Justina Repeckaite: Toro

My choice of composer is built on two reasons, firstly it is always a novelty for me to see contemporary composers writing for my first musical instrument, the euphonium; secondly she is a composer I have admired her work for as long as I have known about her.
Justina Repeckaite (1989*) is a Paris based composer, who initially studied in under the guidance of Osvaldas Balakauskas and Ricardas Kabelis while she was studying in Lithuania. While in Paris she has studied with Jean-luc Herve and worked with many leading ensembles like Ensemble 2e2m and Ensemble Cours-Circuit. A meticulous composer, every single one of Justina's pieces is carefully considered and expertly crafted. In the profile I wrote about her for the Lithuanian music information centre, I made the comparison between her and a diamond which annoyingly now writing this blog post, I cannot find a way to top it. There is not much point in trying to compete with myself or rewrite myself.

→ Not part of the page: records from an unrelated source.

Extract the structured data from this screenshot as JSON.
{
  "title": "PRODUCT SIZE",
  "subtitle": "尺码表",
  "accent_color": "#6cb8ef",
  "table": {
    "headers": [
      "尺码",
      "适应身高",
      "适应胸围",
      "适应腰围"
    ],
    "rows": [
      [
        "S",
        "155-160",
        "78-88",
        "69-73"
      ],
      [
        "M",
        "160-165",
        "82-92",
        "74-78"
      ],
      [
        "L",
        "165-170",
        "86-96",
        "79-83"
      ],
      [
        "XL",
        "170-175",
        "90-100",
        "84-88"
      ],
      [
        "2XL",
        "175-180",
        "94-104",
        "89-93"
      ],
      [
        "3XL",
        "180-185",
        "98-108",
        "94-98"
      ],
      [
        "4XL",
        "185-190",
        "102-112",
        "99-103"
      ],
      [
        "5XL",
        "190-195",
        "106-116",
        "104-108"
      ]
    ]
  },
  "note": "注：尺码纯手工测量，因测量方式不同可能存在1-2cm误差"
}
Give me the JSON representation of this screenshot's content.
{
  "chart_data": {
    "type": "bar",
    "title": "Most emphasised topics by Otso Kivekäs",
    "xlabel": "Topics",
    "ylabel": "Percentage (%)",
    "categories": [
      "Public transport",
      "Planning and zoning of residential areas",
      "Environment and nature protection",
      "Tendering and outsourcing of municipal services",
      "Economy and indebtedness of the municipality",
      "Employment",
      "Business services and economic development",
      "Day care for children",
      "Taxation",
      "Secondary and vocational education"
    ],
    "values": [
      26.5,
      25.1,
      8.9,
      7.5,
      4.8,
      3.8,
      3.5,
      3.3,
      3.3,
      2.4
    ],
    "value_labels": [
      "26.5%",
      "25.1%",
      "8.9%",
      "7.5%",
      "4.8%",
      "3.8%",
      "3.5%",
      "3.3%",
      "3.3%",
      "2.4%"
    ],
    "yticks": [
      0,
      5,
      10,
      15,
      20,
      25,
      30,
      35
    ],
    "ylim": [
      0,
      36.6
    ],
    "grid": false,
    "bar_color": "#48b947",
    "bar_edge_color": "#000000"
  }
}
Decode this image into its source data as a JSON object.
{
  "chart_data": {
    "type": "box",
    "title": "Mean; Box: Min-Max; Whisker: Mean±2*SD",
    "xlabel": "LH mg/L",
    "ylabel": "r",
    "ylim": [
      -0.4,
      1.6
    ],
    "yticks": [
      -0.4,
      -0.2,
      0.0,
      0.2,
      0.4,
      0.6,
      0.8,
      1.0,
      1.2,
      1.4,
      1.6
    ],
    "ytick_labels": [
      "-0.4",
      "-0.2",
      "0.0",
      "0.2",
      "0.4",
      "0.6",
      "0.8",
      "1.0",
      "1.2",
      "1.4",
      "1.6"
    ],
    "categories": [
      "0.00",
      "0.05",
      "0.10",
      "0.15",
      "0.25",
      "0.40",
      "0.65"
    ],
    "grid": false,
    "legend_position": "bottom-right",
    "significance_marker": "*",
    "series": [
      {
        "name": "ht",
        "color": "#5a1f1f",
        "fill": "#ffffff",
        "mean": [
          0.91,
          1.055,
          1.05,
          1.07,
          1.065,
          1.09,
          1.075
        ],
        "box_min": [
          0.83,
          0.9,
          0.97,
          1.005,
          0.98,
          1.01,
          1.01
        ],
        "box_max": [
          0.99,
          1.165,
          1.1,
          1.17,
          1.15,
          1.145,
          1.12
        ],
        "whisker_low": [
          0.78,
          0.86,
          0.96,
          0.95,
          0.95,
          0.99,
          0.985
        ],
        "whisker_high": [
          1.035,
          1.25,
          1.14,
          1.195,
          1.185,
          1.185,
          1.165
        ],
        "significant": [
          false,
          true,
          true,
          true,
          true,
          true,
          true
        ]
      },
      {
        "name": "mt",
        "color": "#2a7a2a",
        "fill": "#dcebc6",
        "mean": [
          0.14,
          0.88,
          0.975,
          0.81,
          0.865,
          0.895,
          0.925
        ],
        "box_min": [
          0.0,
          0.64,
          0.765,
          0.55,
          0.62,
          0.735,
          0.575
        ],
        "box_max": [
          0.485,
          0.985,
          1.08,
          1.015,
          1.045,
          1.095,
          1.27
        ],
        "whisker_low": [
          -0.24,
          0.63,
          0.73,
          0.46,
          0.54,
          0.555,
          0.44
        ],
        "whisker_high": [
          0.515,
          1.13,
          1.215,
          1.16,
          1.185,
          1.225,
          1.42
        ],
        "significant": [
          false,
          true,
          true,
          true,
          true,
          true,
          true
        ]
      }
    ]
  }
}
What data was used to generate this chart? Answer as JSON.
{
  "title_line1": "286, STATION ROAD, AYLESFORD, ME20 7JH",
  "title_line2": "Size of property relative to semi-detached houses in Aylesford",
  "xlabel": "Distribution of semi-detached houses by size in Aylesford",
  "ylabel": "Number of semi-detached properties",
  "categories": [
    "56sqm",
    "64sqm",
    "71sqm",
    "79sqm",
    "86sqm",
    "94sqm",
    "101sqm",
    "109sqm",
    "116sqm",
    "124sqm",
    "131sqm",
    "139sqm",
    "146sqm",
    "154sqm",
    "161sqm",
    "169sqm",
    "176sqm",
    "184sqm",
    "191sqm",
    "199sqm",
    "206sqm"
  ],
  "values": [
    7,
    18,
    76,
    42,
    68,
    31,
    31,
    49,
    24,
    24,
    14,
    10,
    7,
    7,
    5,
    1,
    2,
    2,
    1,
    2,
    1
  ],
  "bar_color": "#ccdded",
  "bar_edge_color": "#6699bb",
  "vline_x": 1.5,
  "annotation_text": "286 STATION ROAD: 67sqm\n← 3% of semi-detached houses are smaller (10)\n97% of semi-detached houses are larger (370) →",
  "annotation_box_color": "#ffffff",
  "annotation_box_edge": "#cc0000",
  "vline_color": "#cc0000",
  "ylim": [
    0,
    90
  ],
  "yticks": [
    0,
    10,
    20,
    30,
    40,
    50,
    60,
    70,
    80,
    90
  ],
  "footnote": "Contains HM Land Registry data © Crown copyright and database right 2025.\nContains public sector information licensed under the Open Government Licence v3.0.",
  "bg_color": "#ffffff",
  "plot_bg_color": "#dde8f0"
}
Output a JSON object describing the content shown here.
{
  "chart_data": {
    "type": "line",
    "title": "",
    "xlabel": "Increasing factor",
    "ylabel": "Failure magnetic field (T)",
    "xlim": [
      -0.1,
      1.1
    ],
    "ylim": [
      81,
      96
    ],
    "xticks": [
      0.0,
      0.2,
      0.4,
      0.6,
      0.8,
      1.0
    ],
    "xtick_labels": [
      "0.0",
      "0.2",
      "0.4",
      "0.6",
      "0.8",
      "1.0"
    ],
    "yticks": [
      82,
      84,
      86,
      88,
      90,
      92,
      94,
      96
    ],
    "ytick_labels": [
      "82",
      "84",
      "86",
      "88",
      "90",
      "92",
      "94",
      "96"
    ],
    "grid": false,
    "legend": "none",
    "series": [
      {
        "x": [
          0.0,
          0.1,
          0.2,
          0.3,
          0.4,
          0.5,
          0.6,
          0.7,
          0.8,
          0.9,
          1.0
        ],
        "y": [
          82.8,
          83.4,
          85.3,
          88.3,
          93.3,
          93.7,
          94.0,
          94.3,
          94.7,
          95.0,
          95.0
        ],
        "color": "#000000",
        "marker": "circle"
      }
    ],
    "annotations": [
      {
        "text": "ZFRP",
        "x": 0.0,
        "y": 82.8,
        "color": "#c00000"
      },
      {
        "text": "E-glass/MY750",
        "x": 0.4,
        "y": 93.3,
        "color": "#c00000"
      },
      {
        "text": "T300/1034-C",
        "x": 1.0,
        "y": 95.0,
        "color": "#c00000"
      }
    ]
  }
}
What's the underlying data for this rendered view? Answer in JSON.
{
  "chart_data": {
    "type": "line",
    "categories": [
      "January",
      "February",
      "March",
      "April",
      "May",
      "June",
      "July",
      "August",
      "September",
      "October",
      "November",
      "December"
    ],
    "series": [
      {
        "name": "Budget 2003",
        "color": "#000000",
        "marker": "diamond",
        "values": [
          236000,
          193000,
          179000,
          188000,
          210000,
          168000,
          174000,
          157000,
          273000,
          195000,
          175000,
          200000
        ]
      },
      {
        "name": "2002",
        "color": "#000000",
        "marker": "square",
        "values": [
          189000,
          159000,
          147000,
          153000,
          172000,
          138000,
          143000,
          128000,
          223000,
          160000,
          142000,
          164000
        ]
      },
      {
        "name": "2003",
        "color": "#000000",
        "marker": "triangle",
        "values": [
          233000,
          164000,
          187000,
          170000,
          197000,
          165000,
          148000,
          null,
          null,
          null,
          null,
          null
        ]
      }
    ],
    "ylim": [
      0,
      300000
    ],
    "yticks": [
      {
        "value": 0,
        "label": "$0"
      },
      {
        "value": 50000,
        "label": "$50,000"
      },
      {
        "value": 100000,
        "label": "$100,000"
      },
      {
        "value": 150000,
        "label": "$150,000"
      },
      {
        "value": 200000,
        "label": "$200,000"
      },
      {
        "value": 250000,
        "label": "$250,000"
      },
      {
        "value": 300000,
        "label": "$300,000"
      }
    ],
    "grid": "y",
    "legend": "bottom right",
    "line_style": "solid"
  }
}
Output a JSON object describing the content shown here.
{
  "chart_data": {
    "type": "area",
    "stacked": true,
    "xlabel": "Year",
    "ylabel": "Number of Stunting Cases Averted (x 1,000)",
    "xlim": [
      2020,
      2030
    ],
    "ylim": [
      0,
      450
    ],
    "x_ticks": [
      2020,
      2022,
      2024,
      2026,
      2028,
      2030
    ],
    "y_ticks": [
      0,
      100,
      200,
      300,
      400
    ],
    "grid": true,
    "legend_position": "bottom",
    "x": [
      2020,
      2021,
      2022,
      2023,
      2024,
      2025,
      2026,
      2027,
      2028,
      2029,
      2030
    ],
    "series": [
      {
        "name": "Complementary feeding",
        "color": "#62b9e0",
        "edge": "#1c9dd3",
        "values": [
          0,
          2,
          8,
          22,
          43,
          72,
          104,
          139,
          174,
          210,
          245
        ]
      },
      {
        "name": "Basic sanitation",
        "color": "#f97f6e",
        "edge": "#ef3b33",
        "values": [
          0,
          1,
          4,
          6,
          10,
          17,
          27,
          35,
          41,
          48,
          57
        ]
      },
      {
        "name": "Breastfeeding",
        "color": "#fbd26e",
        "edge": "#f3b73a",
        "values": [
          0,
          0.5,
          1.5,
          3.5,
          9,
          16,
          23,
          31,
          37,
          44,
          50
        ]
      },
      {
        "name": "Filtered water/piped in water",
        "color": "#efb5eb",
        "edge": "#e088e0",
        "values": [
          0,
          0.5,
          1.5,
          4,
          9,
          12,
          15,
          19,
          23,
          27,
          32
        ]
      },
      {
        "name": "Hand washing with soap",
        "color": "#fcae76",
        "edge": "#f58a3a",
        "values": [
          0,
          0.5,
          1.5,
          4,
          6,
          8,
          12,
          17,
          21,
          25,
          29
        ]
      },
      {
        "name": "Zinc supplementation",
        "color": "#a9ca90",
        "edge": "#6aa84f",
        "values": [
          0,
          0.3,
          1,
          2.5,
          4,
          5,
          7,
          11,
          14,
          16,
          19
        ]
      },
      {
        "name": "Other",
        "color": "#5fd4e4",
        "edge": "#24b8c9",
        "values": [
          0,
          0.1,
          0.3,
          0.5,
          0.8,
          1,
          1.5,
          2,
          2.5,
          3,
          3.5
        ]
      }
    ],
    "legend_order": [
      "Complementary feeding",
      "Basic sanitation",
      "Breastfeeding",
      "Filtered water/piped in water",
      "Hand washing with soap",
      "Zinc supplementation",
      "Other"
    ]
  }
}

The piece in question I wanted to show this week is Justina's work Toro (2015) for euphonium and electronics. the work was written for and dedicated to Vianney Desplantes a wonderful French euphonium player, who really brings so much out of such a beautiful instrument. Toro almost quite simply gets the most animalistic sounds out of the instrument, through percussive colours, multiphonics, and other extended techniques; and then further warps them with the electronics. The result is an extremely primal ritual. 

Despite the raw sounds and disjunctive shifts from gesture to gesture, the result is oddly hypnotic. The gradual build of energy in the centre of the piece is just fantastic; its almost like a whole new creature has been born out of this piece. Hopefully other euphonium players will see this piece and just realise how much more there is to their instrument, so they can finally put things like the Carnival of Venice to sleep. Anyway back to my point, the structure of the piece is handled so beautifully and the energy and musicality always well restrained; its almost like Justina knows the story of the ten bulls, this bull despite still being a wild animal, is well controlled and brings a new musicality to an instrument that has needed this input for a severely long time.

The recording of the piece can be heard here and people who want to discover more about Justina Repeckaite really should check out her website here. I am intrigued where she could take this instrument, and as always very intrigued to see where her music takes her next.